24 Jun 2013
Getting there: A step-by-step guide to asking for a tax or price target
8. Keep pushing, and look for allies
You will know from your advocacy experience that it can take months or even years to move governments. The idea of a tobacco tax target, and of tobacco tax increases, is inherently a good one that can simultaneously benefit public health and the public treasury. But sometimes government systems fail to implement obviously good ideas unless more public pressure is applied, particularly if the tobacco industry has convinced some in the system that tobacco taxes aren’t a good idea.
One way to increase the pressure, if you haven’t done it already, is to sign up other prestigious health organizations to support your push for a tax target. A memo from your national medical association, for example, may have far more impact than a well-documented brief from a tobacco control NGO, even if the basic arguments are the same.
Perhaps even more importantly on the tax issue, actively look for less conventional alliances. Some possibilities are:
- Good governance organizations, such as Transparency International or similar local anti-corruption groups to support you on illicit trade controls
- Any worthy cause that needs more government money, such as amateur sport, expansion of primary health care, child benefit services. You are proposing something that will increase revenues — maybe you can convince others to join your call for higher tobacco taxes. Even if this tax revenue is not ultimately dedicated to a particular issue, it will still add to general revenue and increase the government’s spending flexibility. For example, if the national nurses’ union is complaining of low pay (and is generally popular with the public), it might be willing to propose raising tobacco taxes in order to pay for increased wages, without increasing the government’s deficit. (You would need to do the math to check that this is credible.)
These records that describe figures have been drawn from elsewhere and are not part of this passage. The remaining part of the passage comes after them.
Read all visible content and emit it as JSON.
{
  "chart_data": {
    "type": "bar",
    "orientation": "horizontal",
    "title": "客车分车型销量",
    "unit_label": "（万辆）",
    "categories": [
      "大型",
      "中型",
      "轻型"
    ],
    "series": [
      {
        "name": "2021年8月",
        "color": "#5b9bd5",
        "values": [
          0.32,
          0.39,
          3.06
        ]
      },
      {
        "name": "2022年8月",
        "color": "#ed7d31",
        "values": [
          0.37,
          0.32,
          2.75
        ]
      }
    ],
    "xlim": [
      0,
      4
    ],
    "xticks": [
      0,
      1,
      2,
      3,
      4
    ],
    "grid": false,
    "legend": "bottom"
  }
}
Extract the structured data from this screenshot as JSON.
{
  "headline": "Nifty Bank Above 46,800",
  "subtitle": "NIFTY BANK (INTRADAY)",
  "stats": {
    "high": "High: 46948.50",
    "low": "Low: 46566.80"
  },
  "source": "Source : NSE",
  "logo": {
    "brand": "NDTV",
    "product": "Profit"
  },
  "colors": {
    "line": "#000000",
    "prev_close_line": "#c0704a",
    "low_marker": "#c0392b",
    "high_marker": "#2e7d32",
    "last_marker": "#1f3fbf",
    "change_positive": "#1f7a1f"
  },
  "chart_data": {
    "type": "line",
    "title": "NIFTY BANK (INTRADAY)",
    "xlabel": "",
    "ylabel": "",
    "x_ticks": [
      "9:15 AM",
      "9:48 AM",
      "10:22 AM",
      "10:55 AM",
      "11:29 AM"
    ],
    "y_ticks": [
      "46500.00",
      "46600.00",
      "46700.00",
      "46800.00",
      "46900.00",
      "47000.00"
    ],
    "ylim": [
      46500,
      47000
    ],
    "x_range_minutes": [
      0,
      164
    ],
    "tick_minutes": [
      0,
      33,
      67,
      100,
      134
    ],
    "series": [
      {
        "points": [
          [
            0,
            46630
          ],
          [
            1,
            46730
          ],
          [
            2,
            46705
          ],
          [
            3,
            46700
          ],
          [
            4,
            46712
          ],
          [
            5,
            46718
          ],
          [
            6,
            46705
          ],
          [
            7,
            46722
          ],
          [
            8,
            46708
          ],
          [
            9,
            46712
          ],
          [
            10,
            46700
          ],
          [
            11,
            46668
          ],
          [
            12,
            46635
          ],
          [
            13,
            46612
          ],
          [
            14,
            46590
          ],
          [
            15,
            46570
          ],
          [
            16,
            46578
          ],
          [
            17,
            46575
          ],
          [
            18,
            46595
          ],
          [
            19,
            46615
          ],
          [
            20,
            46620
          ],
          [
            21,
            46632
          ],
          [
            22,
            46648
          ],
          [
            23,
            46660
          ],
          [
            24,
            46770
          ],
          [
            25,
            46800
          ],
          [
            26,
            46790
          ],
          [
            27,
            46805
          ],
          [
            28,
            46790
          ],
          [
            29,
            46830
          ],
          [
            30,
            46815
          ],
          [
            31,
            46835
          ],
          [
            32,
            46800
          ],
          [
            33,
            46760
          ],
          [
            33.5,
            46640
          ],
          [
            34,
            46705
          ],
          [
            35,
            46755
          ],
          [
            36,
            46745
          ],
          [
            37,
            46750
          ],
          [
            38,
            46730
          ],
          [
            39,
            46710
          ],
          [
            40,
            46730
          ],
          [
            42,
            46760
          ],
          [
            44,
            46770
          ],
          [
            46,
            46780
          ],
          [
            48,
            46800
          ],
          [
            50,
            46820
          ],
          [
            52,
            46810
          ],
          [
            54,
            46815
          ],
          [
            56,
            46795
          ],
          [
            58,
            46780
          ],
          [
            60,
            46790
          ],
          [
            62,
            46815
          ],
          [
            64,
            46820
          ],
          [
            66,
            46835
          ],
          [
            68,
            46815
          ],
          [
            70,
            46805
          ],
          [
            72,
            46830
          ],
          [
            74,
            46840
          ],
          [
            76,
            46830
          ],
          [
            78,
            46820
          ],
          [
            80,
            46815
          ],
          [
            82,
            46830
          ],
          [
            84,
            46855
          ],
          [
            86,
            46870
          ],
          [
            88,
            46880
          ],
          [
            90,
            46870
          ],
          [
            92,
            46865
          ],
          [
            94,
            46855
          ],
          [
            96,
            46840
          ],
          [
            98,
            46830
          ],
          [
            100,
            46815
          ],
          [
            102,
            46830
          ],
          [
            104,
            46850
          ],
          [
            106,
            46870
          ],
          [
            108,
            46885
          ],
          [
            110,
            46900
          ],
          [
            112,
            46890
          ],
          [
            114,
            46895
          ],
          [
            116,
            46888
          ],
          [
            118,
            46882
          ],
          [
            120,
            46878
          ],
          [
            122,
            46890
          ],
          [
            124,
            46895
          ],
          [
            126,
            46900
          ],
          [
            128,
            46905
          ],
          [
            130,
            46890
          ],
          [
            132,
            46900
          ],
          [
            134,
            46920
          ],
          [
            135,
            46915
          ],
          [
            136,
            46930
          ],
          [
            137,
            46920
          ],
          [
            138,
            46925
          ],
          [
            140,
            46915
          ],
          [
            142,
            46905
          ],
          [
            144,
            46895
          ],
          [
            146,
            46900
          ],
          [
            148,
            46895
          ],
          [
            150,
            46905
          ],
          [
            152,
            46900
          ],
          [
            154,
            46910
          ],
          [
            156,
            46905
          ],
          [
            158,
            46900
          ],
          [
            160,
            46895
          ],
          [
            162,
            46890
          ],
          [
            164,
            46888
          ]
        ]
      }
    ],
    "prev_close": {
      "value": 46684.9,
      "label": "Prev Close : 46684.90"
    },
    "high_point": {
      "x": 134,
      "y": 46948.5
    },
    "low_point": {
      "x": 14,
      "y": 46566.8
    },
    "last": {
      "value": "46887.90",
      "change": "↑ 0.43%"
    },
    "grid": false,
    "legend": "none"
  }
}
- University economics departments. You may be lucky to find an academic that is familiar with tax policy and interested in tobacco tax issues. They may not be able to do a lot of work on the subject, but might be willing to accompany you to meetings and add credibility to your arguments. Also, they may have graduate students who are looking for interesting research projects, who might be able to do some analytical work under the guidance of their professor.